Nevertheless, the project trudged along, taking five months longer than expected. The webmaster, in fact, never really completed the project, even at the time the Goes fired him, almost five years after he started working on it.

Yet because Rusty Goe had sketched a storyboard (similar to architectural drawings), the redesigned Web site looked much better than any of Southgate’s previous versions. And thanks to the Content Management System (CMS) that came with the Open Source application, the Goes and their employees could post inventory and content more easily.
Despite all the flaws in the Web site’s infrastructure, visitor traffic amazingly increased, but still not to levels targeted by the Goes.

Between 2006 and 2009, Rusty Goe learned more about Search Engine Optimization (SEO) and how it affected Web site traffic. Unfortunately, Southgate’s webmaster knew very little about SEO, although he claimed to be an authority on the subject and charged a fee commensurate with an authority’s skill set. This so-called authority didn’t even know how important it was to place a descriptive title in the metadata in the Head section of a Web site’s HTML code, in spite of Rusty Goe’s pleading otherwise. For the nearly five years this webmaster managed Southgate’s Web site, he only had the word “Home” as its title in the metadata. Rusty Goe, soon after he fired this webmaster, changed the metadata tile to Carson City Coins – Rare Coins – Morgan Silver Dollars – Liberty Seated Coins – Southgate Coins. The search engines found the site immediately and started ranking it higher in search results.

Rusty Goe introduced Maya Roberts to the intricacies of Web development in 2009. Together, Rusty and Maya have been on a quest to find solutions to Southgate’s Web site problems and to improve its performance. Through trial and error, they have gradually fixed many of the bugs on the Web site. Maya has reached the point where she can communicate with the technicians at Southgate’s host provider, Web developers, and SEO specialists. Rusty Goe gives her leads to follow and describes the scope of projects he wants done and Maya works diligently to complete the tasks. Occasionally, Rusty contracts with Web developers (all out of state) to tweak certain components of Southgate’s site that are out of his and Maya’s expertise, and Maya supervises their work.

Rusty Goe laments that not one of the dozens of Web developers and SEO specialists he has hired on a part-time basis or interviewed has proved to be worthy of full-time management of his company’s Web site. “There are thousands of Web developers and SEO experts out there,” says Goe, “but all the ones I’ve encountered don’t know what they claim to know or charge way too much money for the services they provide. It’s a shame because if all service industries were similar to Web development, it would be hard to get anything done, and especially done the right way.”

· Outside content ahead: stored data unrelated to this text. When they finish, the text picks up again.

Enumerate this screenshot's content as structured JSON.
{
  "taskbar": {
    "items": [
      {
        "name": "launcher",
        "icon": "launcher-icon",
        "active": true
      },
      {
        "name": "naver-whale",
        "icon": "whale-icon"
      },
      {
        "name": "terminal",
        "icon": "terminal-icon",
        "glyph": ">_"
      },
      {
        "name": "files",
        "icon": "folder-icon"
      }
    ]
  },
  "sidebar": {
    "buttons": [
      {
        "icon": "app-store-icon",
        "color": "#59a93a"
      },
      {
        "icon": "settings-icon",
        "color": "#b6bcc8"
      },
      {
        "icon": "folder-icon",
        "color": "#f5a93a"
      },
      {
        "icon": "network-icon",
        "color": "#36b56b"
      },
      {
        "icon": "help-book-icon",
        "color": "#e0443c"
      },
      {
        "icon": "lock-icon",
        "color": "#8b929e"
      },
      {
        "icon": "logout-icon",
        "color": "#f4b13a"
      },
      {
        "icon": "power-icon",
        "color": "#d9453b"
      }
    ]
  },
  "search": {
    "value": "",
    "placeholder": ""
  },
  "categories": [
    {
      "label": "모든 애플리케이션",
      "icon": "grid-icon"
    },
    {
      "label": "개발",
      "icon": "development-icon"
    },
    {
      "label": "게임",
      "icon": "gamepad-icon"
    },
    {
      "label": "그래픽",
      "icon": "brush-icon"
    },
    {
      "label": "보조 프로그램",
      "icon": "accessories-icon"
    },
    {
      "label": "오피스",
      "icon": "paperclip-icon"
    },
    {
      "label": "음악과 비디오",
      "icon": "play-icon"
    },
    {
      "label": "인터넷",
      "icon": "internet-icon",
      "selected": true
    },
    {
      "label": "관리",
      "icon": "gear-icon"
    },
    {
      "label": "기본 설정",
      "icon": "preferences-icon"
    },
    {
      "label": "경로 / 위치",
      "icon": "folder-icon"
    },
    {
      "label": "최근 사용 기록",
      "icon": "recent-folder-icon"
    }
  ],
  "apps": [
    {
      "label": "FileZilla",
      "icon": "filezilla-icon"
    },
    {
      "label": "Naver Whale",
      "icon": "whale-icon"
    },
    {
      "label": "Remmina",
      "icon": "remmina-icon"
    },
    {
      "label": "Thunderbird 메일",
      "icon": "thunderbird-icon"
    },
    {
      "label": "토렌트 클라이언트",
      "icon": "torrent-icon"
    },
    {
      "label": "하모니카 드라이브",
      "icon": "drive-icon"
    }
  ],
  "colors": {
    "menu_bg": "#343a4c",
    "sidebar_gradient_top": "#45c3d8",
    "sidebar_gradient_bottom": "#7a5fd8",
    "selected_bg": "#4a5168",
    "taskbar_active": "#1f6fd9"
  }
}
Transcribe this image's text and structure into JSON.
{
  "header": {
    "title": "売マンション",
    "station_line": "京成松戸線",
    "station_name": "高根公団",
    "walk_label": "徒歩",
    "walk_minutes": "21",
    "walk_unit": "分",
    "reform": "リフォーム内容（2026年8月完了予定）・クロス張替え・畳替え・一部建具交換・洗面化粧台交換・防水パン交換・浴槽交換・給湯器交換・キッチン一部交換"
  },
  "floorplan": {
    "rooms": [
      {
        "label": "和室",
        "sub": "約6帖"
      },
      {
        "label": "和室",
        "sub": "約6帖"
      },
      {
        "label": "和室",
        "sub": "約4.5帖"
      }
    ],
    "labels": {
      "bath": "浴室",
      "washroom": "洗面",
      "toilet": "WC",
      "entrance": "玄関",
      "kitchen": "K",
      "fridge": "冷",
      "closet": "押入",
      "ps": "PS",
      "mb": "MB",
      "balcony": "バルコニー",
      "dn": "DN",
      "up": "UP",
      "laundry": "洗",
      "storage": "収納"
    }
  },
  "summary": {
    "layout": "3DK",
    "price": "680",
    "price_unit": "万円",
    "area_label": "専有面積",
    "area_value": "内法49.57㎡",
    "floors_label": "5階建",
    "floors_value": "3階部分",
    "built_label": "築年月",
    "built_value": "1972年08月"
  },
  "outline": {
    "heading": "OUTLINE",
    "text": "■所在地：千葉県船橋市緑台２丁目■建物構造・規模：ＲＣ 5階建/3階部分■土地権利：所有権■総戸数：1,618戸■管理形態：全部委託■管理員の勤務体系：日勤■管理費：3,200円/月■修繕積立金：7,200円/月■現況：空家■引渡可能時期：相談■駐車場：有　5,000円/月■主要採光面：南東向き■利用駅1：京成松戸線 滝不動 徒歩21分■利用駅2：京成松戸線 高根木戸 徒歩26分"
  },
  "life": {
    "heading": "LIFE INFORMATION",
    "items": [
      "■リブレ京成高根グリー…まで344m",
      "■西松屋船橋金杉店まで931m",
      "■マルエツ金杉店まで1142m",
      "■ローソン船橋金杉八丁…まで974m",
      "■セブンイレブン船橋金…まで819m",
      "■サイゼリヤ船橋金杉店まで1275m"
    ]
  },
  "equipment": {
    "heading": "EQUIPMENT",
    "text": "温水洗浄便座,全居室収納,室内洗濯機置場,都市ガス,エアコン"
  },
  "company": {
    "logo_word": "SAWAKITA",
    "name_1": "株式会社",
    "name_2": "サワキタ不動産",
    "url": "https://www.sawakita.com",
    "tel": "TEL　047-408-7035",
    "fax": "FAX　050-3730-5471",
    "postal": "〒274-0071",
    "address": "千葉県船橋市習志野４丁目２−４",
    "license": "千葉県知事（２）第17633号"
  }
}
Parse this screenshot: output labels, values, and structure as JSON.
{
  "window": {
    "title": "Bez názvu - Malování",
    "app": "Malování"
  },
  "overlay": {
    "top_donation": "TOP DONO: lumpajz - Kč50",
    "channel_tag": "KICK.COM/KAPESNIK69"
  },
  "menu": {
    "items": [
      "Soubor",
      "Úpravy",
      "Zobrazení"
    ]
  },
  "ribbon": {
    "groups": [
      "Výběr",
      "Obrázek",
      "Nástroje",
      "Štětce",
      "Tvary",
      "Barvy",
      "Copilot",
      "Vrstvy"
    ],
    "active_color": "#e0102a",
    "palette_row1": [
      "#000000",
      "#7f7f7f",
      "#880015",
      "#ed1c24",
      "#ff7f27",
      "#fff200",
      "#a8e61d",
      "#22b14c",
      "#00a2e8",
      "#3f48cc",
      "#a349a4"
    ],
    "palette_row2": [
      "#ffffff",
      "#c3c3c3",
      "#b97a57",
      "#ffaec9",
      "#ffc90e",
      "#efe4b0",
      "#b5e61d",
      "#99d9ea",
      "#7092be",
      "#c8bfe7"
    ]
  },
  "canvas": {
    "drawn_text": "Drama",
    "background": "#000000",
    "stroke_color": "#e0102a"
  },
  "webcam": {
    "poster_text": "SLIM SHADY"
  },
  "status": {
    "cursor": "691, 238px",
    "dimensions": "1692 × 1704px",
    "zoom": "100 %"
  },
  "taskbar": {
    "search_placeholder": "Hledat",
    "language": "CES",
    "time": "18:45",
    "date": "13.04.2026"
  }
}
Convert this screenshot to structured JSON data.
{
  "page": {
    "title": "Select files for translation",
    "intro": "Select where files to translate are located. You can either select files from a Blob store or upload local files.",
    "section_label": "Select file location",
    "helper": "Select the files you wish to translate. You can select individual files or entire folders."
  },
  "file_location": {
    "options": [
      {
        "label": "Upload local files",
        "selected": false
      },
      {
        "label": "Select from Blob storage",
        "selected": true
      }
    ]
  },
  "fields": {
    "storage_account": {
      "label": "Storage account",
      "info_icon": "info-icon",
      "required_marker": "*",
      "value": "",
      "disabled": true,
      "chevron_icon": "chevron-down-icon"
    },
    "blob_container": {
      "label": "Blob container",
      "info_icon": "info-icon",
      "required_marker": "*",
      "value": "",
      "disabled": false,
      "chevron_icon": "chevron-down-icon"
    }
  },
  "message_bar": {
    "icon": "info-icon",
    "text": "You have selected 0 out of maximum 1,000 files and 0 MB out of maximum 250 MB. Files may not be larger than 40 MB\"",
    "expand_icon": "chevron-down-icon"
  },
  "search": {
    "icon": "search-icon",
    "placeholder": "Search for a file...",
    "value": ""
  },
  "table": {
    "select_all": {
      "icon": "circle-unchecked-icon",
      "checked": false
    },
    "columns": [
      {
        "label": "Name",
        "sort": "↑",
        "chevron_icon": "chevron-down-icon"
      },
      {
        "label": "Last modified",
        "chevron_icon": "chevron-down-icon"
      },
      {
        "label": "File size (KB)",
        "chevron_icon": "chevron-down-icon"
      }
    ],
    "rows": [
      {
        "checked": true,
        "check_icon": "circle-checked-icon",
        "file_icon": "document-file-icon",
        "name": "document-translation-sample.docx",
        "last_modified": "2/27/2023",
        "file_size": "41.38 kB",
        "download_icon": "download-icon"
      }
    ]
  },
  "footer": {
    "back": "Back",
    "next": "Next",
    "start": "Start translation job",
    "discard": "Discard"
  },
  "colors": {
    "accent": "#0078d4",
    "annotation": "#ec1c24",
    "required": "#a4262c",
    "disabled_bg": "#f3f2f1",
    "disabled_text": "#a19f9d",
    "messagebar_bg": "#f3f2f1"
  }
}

Through it all, Rusty and Marie Goe have kept to the task of sharing their little spot in cyberspace. Just recently (March 2011), the Goes were pleased to see proof of their tenacity paying off as they saw average daily visitor traffic on Southgate’s Web site more than double from the low point it sunk to in mid-2010 after a series of bungled work performed by pretenders posing as Web developers. And thanks to Maya’s careful following of instructions and her enlistment of other Southgate employees, most notably Nicole Hoff, the Web site’s search ranking for keywords has improved dramatically, and its speed performance according to speed specialist Zoompf (zoompf.com), is equal to social media megastar Facebook. In fact, Zoompf, in a recent video, used Southgate Coins as a test case to demonstrate how in-house hard work can raise a Web site’s speed optimization from dull to dynamic performance. (You can view the video below.)

Rusty Goe says all he’s ever wanted to do on his company’s Web site is transfer to it the great service, diverse inventory, and friendly culture people experience in Southgate’s brick-and-mortar store in Reno, NV. “Hoffman at Zoompf captured the spirit of our company’s mission perfectly when he said in his video that Southgate is a great little coin shop where the owners and employees have fun at work,” said Goe. “When a non-coin collector like Hoffman can sum up succinctly what we’re doing here, by simply browsing our Web site, I know we’ve finally left our imprint on the Internet.”